Find Peak Element II

Question

There is an integer matrix which has the following features:

The numbers in adjacent positions are different. The matrix has n rows and m columns.

For all i < m, A[0][i] < A[1][i] && A[n - 2][i] > A[n - 1][i].
For all j < n, A[j][0] < A[j][1] && A[j][m - 2] > A[j][m - 1].

We define a position P is a peek if:

A[j][i] > A[j+1][i] && A[j][i] > A[j-1][i] && A[j][i] > A[j][i+1] && A[j][i] > A[j][i-1]

Find a peak element in this matrix. Return the index of the peak.

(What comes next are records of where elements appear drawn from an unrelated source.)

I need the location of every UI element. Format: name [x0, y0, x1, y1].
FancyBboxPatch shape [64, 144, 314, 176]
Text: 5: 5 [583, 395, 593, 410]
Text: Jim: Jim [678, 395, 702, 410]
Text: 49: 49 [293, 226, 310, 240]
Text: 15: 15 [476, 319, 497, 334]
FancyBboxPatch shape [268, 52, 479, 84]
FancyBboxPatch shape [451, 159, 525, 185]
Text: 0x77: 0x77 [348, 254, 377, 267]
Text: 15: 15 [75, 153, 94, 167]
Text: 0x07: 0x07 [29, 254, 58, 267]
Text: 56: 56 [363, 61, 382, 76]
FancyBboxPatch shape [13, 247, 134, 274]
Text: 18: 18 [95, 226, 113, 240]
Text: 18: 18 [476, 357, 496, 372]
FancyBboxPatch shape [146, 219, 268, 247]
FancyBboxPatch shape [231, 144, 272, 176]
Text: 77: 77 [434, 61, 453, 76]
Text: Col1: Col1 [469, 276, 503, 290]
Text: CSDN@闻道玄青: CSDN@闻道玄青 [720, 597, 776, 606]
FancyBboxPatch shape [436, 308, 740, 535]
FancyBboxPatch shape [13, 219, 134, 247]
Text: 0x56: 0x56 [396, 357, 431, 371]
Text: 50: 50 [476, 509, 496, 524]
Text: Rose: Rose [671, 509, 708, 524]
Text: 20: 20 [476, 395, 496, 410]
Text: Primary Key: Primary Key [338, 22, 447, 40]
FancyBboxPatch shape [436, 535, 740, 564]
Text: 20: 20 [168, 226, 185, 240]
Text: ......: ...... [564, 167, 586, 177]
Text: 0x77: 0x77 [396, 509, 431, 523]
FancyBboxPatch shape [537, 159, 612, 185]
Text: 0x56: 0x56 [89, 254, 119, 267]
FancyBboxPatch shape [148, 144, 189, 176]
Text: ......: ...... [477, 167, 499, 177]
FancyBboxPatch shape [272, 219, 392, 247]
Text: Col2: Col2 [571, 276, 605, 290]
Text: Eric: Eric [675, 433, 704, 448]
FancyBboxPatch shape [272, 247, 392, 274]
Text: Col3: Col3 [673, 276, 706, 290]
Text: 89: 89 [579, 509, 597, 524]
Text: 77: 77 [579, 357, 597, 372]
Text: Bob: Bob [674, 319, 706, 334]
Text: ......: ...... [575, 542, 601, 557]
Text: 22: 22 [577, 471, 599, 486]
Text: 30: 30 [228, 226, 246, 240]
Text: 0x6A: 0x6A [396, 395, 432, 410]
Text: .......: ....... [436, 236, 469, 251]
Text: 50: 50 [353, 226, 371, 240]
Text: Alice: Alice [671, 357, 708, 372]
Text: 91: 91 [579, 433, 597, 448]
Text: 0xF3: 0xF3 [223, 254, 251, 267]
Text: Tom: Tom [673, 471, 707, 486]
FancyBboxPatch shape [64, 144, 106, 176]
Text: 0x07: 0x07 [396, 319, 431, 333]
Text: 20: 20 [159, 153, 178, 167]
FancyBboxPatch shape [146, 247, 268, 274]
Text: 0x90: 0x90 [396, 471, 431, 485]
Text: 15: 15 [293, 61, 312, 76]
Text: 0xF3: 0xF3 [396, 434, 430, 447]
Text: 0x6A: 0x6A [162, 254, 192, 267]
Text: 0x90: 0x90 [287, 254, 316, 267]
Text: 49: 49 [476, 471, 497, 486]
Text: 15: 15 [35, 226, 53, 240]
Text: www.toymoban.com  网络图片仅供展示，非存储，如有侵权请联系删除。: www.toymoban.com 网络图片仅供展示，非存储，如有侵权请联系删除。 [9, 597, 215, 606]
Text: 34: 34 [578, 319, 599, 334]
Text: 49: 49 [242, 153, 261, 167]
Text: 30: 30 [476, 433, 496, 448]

Have you met this question in a real interview? Yes Example Given a matrix:

[
  [1 ,2 ,3 ,6 ,5],
  [16,41,23,22,6],
  [15,17,24,21,7],
  [14,18,19,20,10],
  [13,14,11,10,9]
]

return index of 41 (which is [1,1]) or index of 24 (which is [2,2])

Thoughts

  1. 从中间行,找到这一行的最大数
  2. 如果上面数比它大,则上半部必然有一个Peak,对下面也是

二分法

Solution

class Solution:
    #@param A: An list of list integer 
    #@return: The index of position is a list of integer, for example [2,2]
    def findPeakII(self, A):
        # write your code here
        length = len(A)
        if length == 0:
            return 
        if length == 1:
            col = 0
            for idx, num in enumerate(A):
                if num > A[col]:
                    col = idx
            return [0, idx]

        low = 1
        high = length - 2
        while low <= high:
            mid = ( low + high ) / 2
            peakCol = self.findCol(A, mid)
            if (A[mid][peakCol] < A[mid-1][peakCol]):
                high = mid - 1
            elif (A[mid][peakCol] < A[mid+1][peakCol]):
                low = mid + 1
            else:
                return (mid, peakCol)




    def findCol(self, A, mid):
        col = 0
        for i in range(len(A[mid])):
            if A[mid][i] > A[mid][col]:
                col = i

        return col